The protesters in Quetta, the capital of Balochistan province, began preparations to bury the bombing victims after Shiite leaders announced an end to the demonstration. Relatives had refused to bury their loved ones until the army took control of Quetta and launched a targeted operation against Lashkar-e-Jhangvi, the group that claimed responsibility for Saturday’s bombing.
Shiites comprises up to 20 per cent of the country’s population of 180 million.
There was no indication the army would take control of the city. But the government announced that paramilitary forces began an operation against Lashkar-e-Jhangvi and other militant groups Monday night.
Four members of Lashkar-e-Jhangvi, including a senior commander, were killed in a shootout on Tuesday, and over 170 other suspected militants were arrested, said Balochistan’s home secretary, Akbar Hussain Durrani.
The government also replaced the top police officer in Balochistan on Tuesday, said Fayaz Sumbal, deputy police chief in Quetta. Sumbal has also been ordered to replace the chief of police operations in Quetta, he said.
“Our demands have been accepted,” a top Shiite leader in Quetta, Ameen Shaheedi, told reporters after holding talks with a government delegation sent from Islamabad. “We appeal to our people to go to their homes in a peaceful manner.”
It remains to be seen what impact the government’s actions will have on the problem of sectarian violence in Quetta. Suspected militants are notoriously difficult to Violence has been bad in Balochistan with a double bombing at a billiards hall in January in Quetta that killed 86 people.
Pakistan has launched numerous military operations against militants in recent years, but the focus has been on the Pakistani Taliban, who have been waging a bloody insurgency against the state that has killed thousands of people.
The four Lashkar-e-Jhangvi militants killed Tuesday in a suburb of Quetta included Shah Wali, a senior commander involved in attacking Shiites and police officials, said Durrani, the home secretary. Others included Abdul Wahab, a key planner and recruiter” Naeem Khan, a logistics expert who provided explosives” and Anwar Khan, a rank and file militant, said Durrani.

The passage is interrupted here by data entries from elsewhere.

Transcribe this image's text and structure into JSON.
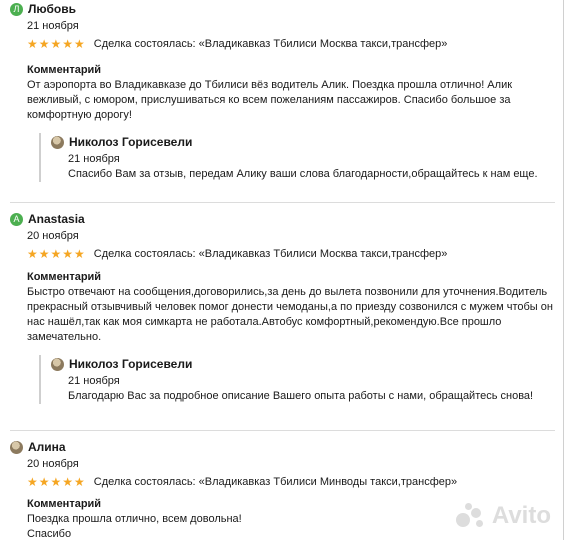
{
  "reviews": [
    {
      "author": "Любовь",
      "avatar_letter": "Л",
      "date": "21 ноября",
      "deal": "Сделка состоялась: «Владикавказ Тбилиси Москва такси,трансфер»",
      "comment_label": "Комментарий",
      "comment": "От аэропорта во Владикавказе до Тбилиси вёз водитель Алик. Поездка прошла отлично! Алик вежливый, с юмором, прислушиваться ко всем пожеланиям пассажиров. Спасибо большое за комфортную дорогу!",
      "reply": {
        "author": "Николоз Горисевели",
        "date": "21 ноября",
        "text": "Спасибо Вам за отзыв, передам Алику ваши слова благодарности,обращайтесь к нам еще."
      }
    },
    {
      "author": "Anastasia",
      "avatar_letter": "A",
      "date": "20 ноября",
      "deal": "Сделка состоялась: «Владикавказ Тбилиси Москва такси,трансфер»",
      "comment_label": "Комментарий",
      "comment": "Быстро отвечают на сообщения,договорились,за день до вылета позвонили для уточнения.Водитель прекрасный отзывчивый человек помог донести чемоданы,а по приезду созвонился с мужем чтобы он нас нашёл,так как моя симкарта не работала.Автобус комфортный,рекомендую.Все прошло замечательно.",
      "reply": {
        "author": "Николоз Горисевели",
        "date": "21 ноября",
        "text": "Благодарю Вас за подробное описание Вашего опыта работы с нами, обращайтесь снова!"
      }
    },
    {
      "author": "Алина",
      "date": "20 ноября",
      "deal": "Сделка состоялась: «Владикавказ Тбилиси Минводы такси,трансфер»",
      "comment_label": "Комментарий",
      "comment_line1": "Поездка прошла отлично, всем довольна!",
      "comment_line2": "Спасибо"
    }
  ],
  "stars": "★★★★★",
  "watermark": "Avito",
  "colors": {
    "stars": "#f5a623",
    "avatar_green": "#4caf50",
    "divider": "#dcdcdc"
  }
}
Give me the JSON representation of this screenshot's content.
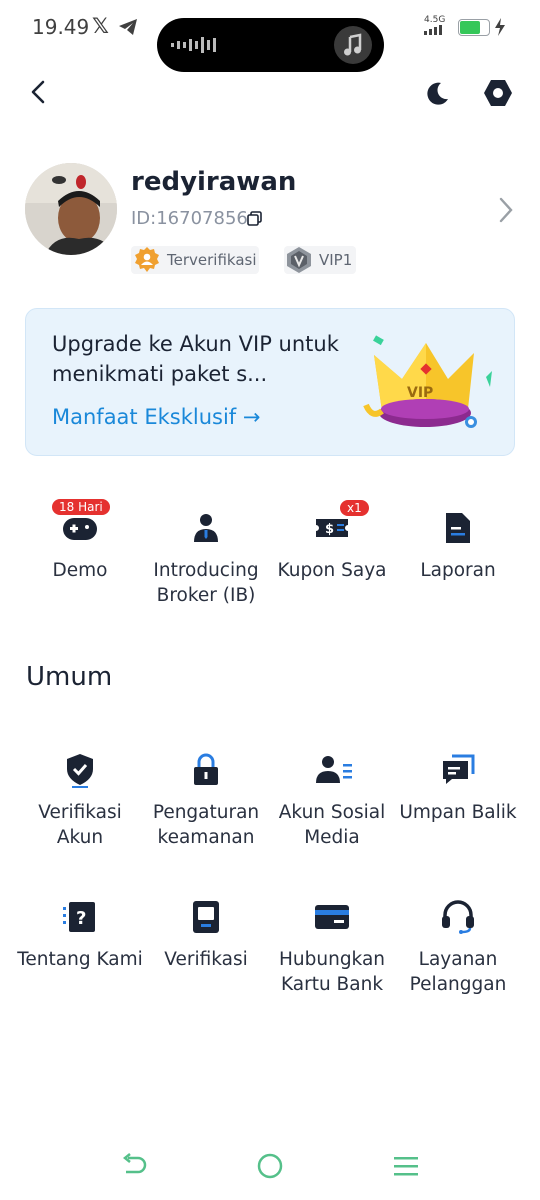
{
  "status_bar": {
    "time": "19.49",
    "network": "4.5G"
  },
  "header": {
    "back_icon": "chevron-left-icon",
    "theme_icon": "moon-icon",
    "settings_icon": "hexagon-settings-icon"
  },
  "profile": {
    "username": "redyirawan",
    "user_id": "ID:16707856",
    "verified_label": "Terverifikasi",
    "vip_label": "VIP1"
  },
  "vip_card": {
    "title": "Upgrade ke Akun VIP untuk menikmati paket s...",
    "link": "Manfaat Eksklusif →",
    "crown_text": "VIP"
  },
  "quick_actions": [
    {
      "label": "Demo",
      "badge": "18 Hari",
      "icon": "gamepad-icon"
    },
    {
      "label": "Introducing Broker (IB)",
      "icon": "broker-icon"
    },
    {
      "label": "Kupon Saya",
      "badge": "x1",
      "icon": "coupon-icon"
    },
    {
      "label": "Laporan",
      "icon": "document-icon"
    }
  ],
  "general": {
    "title": "Umum",
    "items": [
      {
        "label": "Verifikasi Akun",
        "icon": "shield-check-icon"
      },
      {
        "label": "Pengaturan keamanan",
        "icon": "lock-icon"
      },
      {
        "label": "Akun Sosial Media",
        "icon": "user-list-icon"
      },
      {
        "label": "Umpan Balik",
        "icon": "feedback-icon"
      },
      {
        "label": "Tentang Kami",
        "icon": "about-icon"
      },
      {
        "label": "Verifikasi",
        "icon": "id-card-icon"
      },
      {
        "label": "Hubungkan Kartu Bank",
        "icon": "bank-card-icon"
      },
      {
        "label": "Layanan Pelanggan",
        "icon": "headset-icon"
      }
    ]
  },
  "colors": {
    "accent": "#1a88d9",
    "icon_dark": "#1b2333",
    "badge_red": "#e5312f",
    "verified_orange": "#f0a030"
  }
}
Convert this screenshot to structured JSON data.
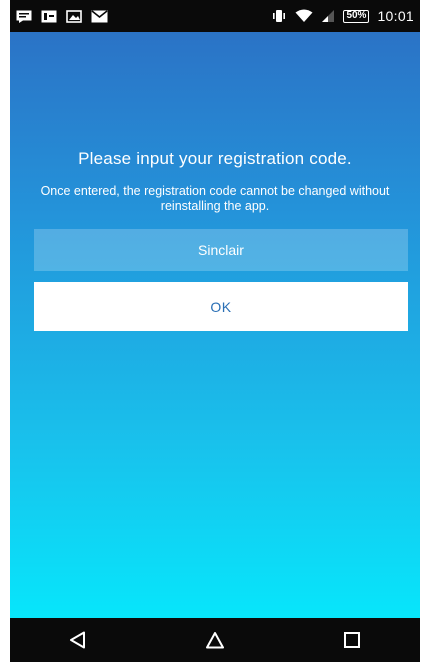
{
  "status_bar": {
    "left_icons": [
      "message-icon",
      "image-icon",
      "gallery-icon",
      "mail-icon"
    ],
    "right_icons": [
      "vibrate-icon",
      "wifi-icon",
      "signal-icon"
    ],
    "battery_text": "50%",
    "time": "10:01"
  },
  "dialog": {
    "title": "Please input your registration code.",
    "note": "Once entered, the registration code cannot be changed without reinstalling the app.",
    "code_value": "Sinclair",
    "ok_label": "OK"
  },
  "nav_bar": {
    "buttons": [
      "back-icon",
      "home-icon",
      "recents-icon"
    ]
  },
  "colors": {
    "gradient_top": "#2b73c6",
    "gradient_bottom": "#07e6fb",
    "ok_text": "#2a6fb5"
  }
}
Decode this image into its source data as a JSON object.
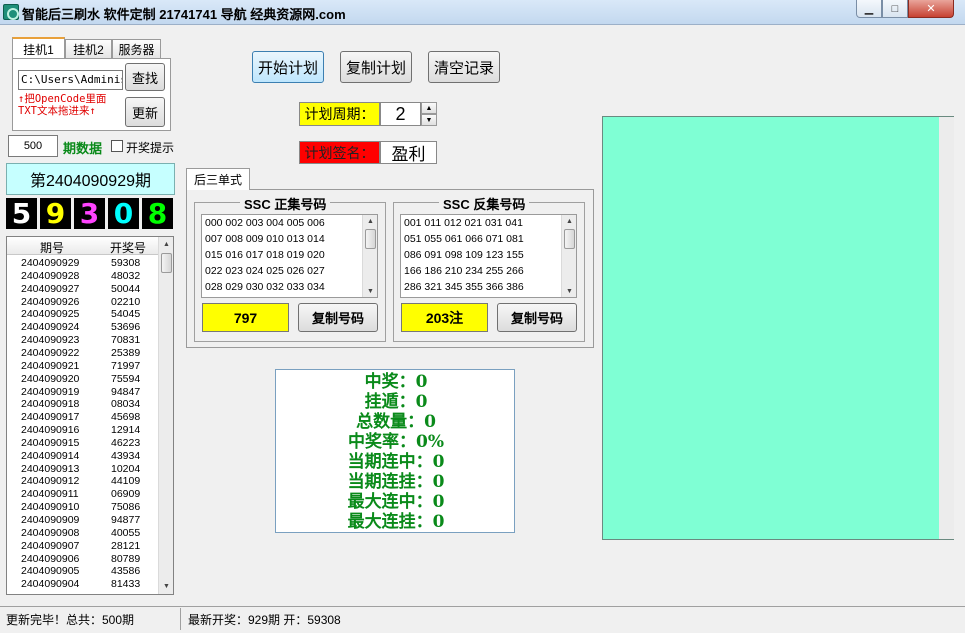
{
  "window": {
    "title": "智能后三刷水 软件定制 21741741 导航 经典资源网.com",
    "min_label": "▁",
    "max_label": "□",
    "close_label": "✕"
  },
  "tabs": [
    {
      "label": "挂机1",
      "active": true
    },
    {
      "label": "挂机2",
      "active": false
    },
    {
      "label": "服务器",
      "active": false
    }
  ],
  "import": {
    "path_value": "C:\\Users\\Administ",
    "find_label": "查找",
    "update_label": "更新",
    "hint_line1": "↑把OpenCode里面",
    "hint_line2": "TXT文本拖进来↑"
  },
  "period": {
    "count_value": "500",
    "count_label": "期数据",
    "notify_label": "开奖提示"
  },
  "current_issue": "第2404090929期",
  "current_digits": [
    {
      "d": "5",
      "color": "#ffffff"
    },
    {
      "d": "9",
      "color": "#ffff00"
    },
    {
      "d": "3",
      "color": "#ff44ff"
    },
    {
      "d": "0",
      "color": "#00ffff"
    },
    {
      "d": "8",
      "color": "#00ff00"
    }
  ],
  "history": {
    "col_issue": "期号",
    "col_number": "开奖号",
    "rows": [
      [
        "2404090929",
        "59308"
      ],
      [
        "2404090928",
        "48032"
      ],
      [
        "2404090927",
        "50044"
      ],
      [
        "2404090926",
        "02210"
      ],
      [
        "2404090925",
        "54045"
      ],
      [
        "2404090924",
        "53696"
      ],
      [
        "2404090923",
        "70831"
      ],
      [
        "2404090922",
        "25389"
      ],
      [
        "2404090921",
        "71997"
      ],
      [
        "2404090920",
        "75594"
      ],
      [
        "2404090919",
        "94847"
      ],
      [
        "2404090918",
        "08034"
      ],
      [
        "2404090917",
        "45698"
      ],
      [
        "2404090916",
        "12914"
      ],
      [
        "2404090915",
        "46223"
      ],
      [
        "2404090914",
        "43934"
      ],
      [
        "2404090913",
        "10204"
      ],
      [
        "2404090912",
        "44109"
      ],
      [
        "2404090911",
        "06909"
      ],
      [
        "2404090910",
        "75086"
      ],
      [
        "2404090909",
        "94877"
      ],
      [
        "2404090908",
        "40055"
      ],
      [
        "2404090907",
        "28121"
      ],
      [
        "2404090906",
        "80789"
      ],
      [
        "2404090905",
        "43586"
      ],
      [
        "2404090904",
        "81433"
      ]
    ]
  },
  "toolbar": {
    "start_label": "开始计划",
    "copy_plan_label": "复制计划",
    "clear_label": "清空记录"
  },
  "plan": {
    "cycle_label": "计划周期：",
    "cycle_value": "2",
    "sign_label": "计划签名：",
    "sign_value": "盈利"
  },
  "mode_tab": "后三单式",
  "positive": {
    "title": "SSC 正集号码",
    "lines": [
      "000 002 003 004 005 006",
      "007 008 009 010 013 014",
      "015 016 017 018 019 020",
      "022 023 024 025 026 027",
      "028 029 030 032 033 034"
    ],
    "count": "797",
    "copy_label": "复制号码"
  },
  "negative": {
    "title": "SSC 反集号码",
    "lines": [
      "001 011 012 021 031 041",
      "051 055 061 066 071 081",
      "086 091 098 109 123 155",
      "166 186 210 234 255 266",
      "286 321 345 355 366 386"
    ],
    "count": "203注",
    "copy_label": "复制号码"
  },
  "stats": [
    "中奖：0",
    "挂遁：0",
    "总数量：0",
    "中奖率：0%",
    "当期连中：0",
    "当期连挂：0",
    "最大连中：0",
    "最大连挂：0"
  ],
  "status": {
    "left": "更新完毕！总共：500期",
    "right": "最新开奖：929期 开：59308"
  },
  "colors": {
    "plan_area": "#7fffd4",
    "stats_text": "#0a8a1a",
    "cycle_label_bg": "#ffff00",
    "sign_label_bg": "#ff0000"
  }
}
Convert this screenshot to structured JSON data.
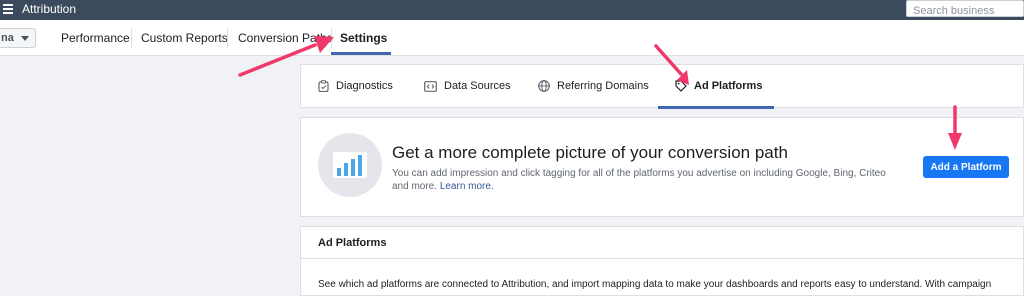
{
  "topbar": {
    "title": "Attribution",
    "search_placeholder": "Search business"
  },
  "nav": {
    "account_label": "na",
    "items": [
      {
        "label": "Performance"
      },
      {
        "label": "Custom Reports"
      },
      {
        "label": "Conversion Paths"
      },
      {
        "label": "Settings",
        "active": true
      }
    ]
  },
  "tabs": [
    {
      "label": "Diagnostics",
      "icon": "clipboard-icon"
    },
    {
      "label": "Data Sources",
      "icon": "code-icon"
    },
    {
      "label": "Referring Domains",
      "icon": "globe-icon"
    },
    {
      "label": "Ad Platforms",
      "icon": "tag-icon",
      "active": true
    }
  ],
  "promo": {
    "title": "Get a more complete picture of your conversion path",
    "text": "You can add impression and click tagging for all of the platforms you advertise on including Google, Bing, Criteo and more.",
    "link": "Learn more.",
    "button": "Add a Platform",
    "icon": "bar-chart-icon"
  },
  "ad_platforms": {
    "title": "Ad Platforms",
    "description": "See which ad platforms are connected to Attribution, and import mapping data to make your dashboards and reports easy to understand. With campaign"
  },
  "colors": {
    "topbar": "#3b4a5c",
    "accent": "#4267b2",
    "button": "#1877f2",
    "annotation_arrow": "#f0386b"
  }
}
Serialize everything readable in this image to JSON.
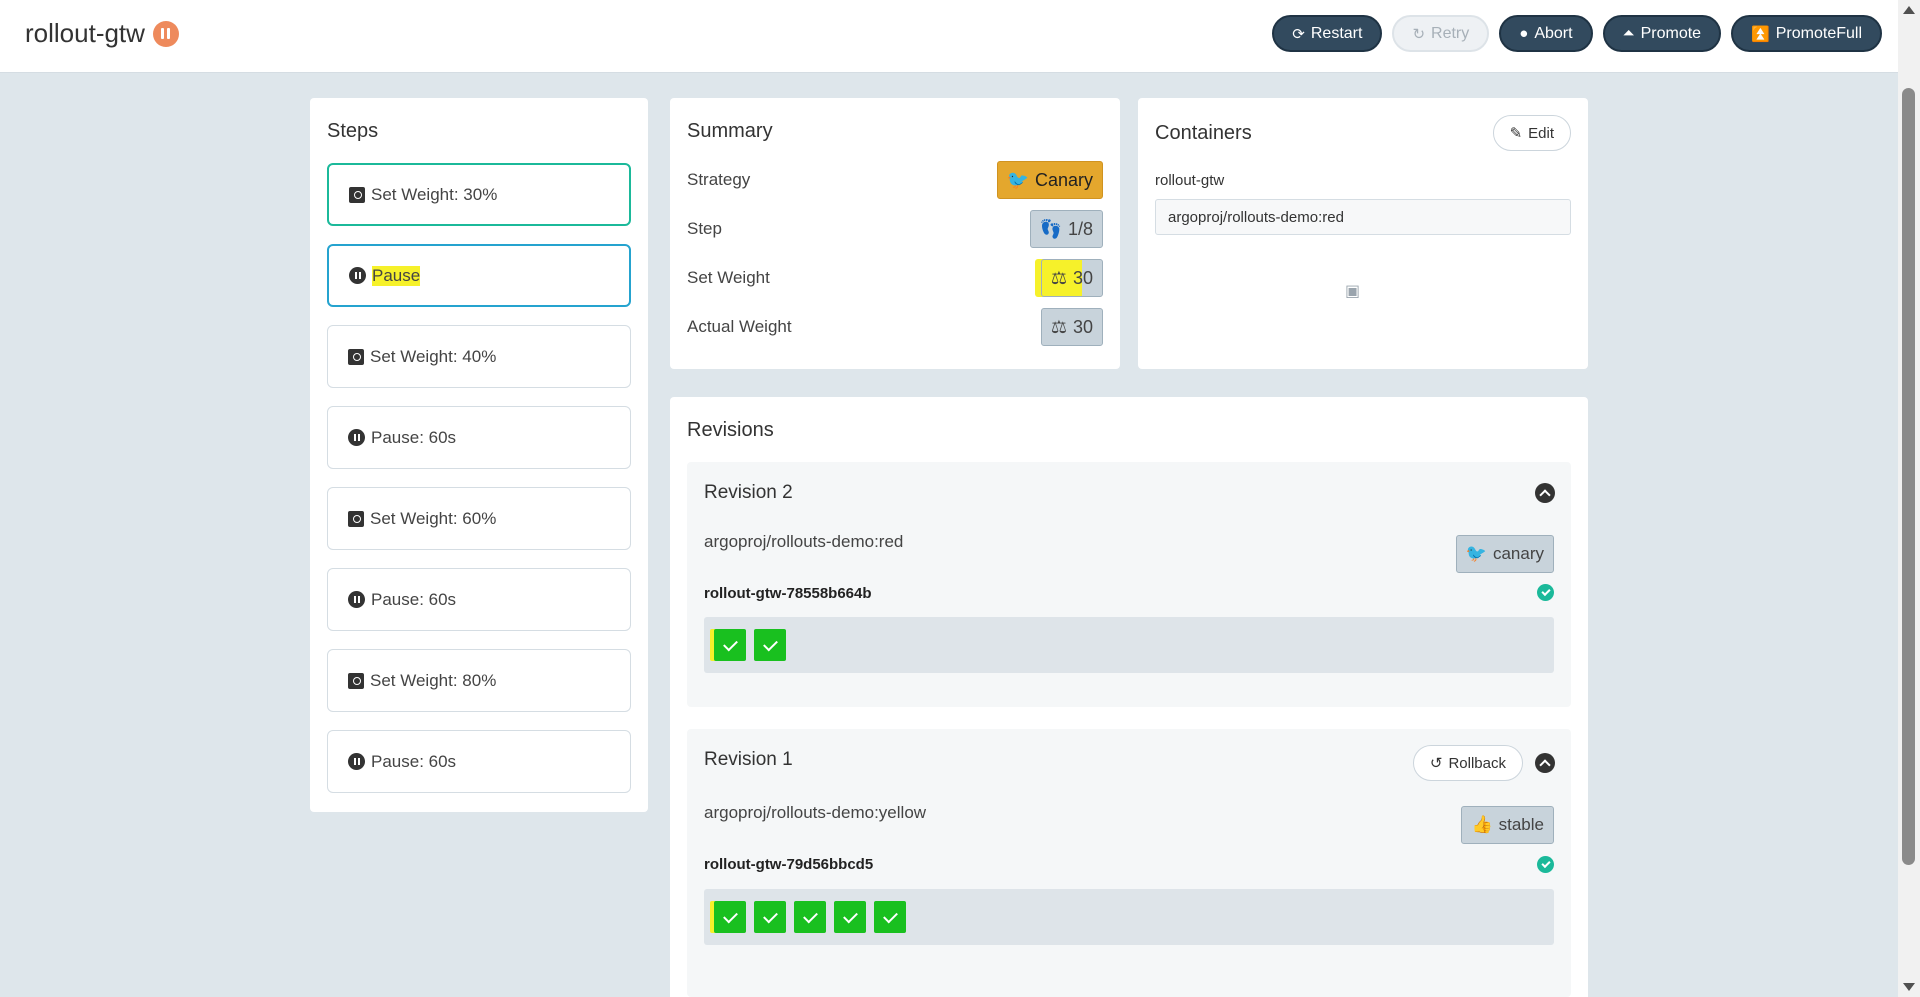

Seven other Lashkar-e-Jhangvi militants were arrested in the operation Tuesday, said Durrani. The more than 170 suspected militants arrested earlier included Haji Mohammad Rafiq, a prominent member of another Sunni extremist organisation, Ahle Sunnat Waljamaat, said the home secretary.
Pakistani Prime Minister Raja Pervez Ashraf first announced the operation in a statement issued by his office on Tuesday that said it “aimed at eliminating those responsible for playing with lives of innocent civilians and restoring peace and security in Quetta.”
The government promised to take action against sectarian militants following protests in January against the billiards hall bombing. Shiites brought the bodies of the victims into the street at the time and refused to bury them unless the government took steps to protect them.
After four days, Islamabad decided to dissolve the provincial government and put a federally-appointed governor in charge. The government said paramilitary forces would receive police powers and launch an operation against the militants behind the billiards hall attack. But officials refused to put the army in control of the city, as they have done this time around.
Around 15,000 Shiites took to the streets to protest near the site of the recent attack Tuesday, before their leaders called an end to the demonstration. Others stayed beside the bodies of the bombing victims inside a nearby mosque. Some chanted “God is great.” Others held placards that said “Stop killing Shiites.”
Shiite leaders made speeches to the crowd saying their demands had been accepted and urged them to disperse peacefully after the talks with the government delegation. They also urged Shiites in other parts of the country, such as Karachi and Islamabad, to end smaller protests held over the past few days.